PHINEAS
Custom-built for an ESL academy in Singapore on a speculative basis. Active client relationship, ESL department head championing the work, beta-user trials with students and faculty.
Context
An ESL academy in Singapore needed a way to produce reading material at defined CEFR levels (the Common European Framework of Reference, the standard for language proficiency), at scale, with deterministic adherence to the level. Off-the-shelf LLM output couldn’t be trusted to stay on-level. A passage requested at B1 would drift into B2 vocabulary, or slip back to A2 grammar, or include culture-specific references that broke the assessment.

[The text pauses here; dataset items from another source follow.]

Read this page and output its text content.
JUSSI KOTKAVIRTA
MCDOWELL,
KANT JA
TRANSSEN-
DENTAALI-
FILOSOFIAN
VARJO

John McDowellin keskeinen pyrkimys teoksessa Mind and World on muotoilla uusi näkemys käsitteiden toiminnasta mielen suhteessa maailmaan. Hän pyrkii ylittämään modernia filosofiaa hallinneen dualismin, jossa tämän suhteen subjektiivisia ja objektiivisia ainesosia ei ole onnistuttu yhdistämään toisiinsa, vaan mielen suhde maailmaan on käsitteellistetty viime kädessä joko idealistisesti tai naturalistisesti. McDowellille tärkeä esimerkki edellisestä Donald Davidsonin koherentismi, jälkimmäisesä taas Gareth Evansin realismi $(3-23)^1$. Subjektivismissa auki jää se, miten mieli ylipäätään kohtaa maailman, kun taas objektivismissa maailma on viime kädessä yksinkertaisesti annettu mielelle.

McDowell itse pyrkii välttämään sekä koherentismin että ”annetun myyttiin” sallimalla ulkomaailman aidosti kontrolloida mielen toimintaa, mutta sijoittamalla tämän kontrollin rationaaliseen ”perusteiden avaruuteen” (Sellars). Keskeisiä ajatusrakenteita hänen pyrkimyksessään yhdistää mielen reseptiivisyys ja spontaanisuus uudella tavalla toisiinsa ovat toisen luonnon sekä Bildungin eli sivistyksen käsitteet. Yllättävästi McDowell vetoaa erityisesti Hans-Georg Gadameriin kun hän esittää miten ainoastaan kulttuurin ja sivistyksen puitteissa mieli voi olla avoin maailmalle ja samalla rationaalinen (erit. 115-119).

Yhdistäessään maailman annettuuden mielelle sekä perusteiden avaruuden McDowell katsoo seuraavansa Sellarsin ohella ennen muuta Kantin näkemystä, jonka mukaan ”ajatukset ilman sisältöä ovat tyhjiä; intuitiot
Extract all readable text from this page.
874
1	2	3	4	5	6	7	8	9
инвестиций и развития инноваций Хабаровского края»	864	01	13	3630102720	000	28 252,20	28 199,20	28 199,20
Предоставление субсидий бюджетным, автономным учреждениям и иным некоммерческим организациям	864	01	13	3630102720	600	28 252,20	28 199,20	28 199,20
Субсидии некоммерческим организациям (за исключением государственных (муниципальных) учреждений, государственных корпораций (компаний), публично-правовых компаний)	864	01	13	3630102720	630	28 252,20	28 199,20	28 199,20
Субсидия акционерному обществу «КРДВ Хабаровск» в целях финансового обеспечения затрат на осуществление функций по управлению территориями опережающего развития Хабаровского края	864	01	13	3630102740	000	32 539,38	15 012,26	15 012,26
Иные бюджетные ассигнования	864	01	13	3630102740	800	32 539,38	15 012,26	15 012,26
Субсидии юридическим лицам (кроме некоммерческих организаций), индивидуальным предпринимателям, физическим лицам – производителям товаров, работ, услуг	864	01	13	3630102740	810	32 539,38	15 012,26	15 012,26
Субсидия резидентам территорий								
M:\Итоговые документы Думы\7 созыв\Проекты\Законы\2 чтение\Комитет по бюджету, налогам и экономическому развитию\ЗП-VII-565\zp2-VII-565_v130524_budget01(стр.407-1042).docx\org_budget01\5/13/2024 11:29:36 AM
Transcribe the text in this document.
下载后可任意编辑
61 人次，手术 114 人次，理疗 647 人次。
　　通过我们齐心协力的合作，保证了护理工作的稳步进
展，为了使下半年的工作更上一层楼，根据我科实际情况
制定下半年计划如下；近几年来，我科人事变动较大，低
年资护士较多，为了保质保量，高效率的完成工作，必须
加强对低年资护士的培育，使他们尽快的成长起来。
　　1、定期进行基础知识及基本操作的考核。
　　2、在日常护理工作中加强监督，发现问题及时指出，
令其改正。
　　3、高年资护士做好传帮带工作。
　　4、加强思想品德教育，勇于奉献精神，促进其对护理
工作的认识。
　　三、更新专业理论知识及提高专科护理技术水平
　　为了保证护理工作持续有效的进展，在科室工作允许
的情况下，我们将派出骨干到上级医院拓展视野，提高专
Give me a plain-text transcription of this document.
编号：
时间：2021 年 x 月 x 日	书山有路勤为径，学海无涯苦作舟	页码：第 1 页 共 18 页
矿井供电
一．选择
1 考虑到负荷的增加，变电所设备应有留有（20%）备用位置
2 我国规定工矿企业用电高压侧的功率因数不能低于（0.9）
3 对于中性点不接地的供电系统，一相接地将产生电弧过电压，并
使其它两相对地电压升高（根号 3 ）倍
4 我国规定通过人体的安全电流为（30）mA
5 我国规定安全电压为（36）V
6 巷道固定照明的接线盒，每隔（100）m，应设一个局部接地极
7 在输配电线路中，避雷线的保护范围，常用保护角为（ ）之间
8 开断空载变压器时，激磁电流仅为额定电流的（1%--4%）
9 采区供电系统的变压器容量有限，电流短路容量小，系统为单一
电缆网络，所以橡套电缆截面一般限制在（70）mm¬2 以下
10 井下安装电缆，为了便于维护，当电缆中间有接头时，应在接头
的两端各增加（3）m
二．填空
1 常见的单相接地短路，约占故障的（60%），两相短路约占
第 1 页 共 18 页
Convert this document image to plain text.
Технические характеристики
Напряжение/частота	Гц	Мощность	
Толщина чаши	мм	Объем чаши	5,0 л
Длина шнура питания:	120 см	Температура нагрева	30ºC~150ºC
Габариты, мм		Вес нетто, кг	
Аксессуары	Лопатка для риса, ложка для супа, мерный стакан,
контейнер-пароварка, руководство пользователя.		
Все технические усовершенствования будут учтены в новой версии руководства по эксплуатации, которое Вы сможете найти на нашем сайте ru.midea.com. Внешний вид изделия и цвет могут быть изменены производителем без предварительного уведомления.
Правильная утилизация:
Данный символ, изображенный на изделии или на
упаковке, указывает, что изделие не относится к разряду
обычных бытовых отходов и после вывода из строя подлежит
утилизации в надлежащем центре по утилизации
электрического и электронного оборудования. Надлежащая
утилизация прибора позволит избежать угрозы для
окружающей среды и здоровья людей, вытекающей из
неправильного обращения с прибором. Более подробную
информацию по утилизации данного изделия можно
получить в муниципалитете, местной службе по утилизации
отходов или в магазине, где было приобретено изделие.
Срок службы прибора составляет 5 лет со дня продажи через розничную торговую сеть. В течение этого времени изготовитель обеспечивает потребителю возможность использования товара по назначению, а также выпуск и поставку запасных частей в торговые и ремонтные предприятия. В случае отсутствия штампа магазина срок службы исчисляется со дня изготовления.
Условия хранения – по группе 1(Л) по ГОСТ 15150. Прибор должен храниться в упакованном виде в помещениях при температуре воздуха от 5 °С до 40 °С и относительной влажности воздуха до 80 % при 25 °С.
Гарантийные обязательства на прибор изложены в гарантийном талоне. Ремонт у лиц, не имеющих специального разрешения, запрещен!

I took on the build on a speculative basis. The ESL department head championed the work internally and committed beta-trial time from students and faculty.
Approach
A six-step state machine that forces deterministic output from a probabilistic model. The corpus grounding does the heavy lifting:
- Topic seed and CEFR target lock
- Word-frequency check against COCA (Corpus of Contemporary American English, 1 billion words) for level-appropriate vocabulary
- Grammar constraint check against CEFR descriptors
- Draft generation with frozen vocabulary and grammar windows
- Self-review by a second agent against the CEFR rubric
- Final pass that re-checks frequency drift and outputs a confidence score
Each step has a defined input/output schema. The LLM produces probabilistic text inside hard guardrails.
Outcome
Now at phineas.app, in formal product development. Pilot exceeded the original accuracy KPI. Beta-user trials are running with students and faculty at the original academy.
The pattern (rubric-grounded multi-step state machine for deterministic LLM output) generalizes to any domain where the output needs to hit a precise level or category: medical literacy, legal writing, regulatory compliance, technical documentation tiered by audience.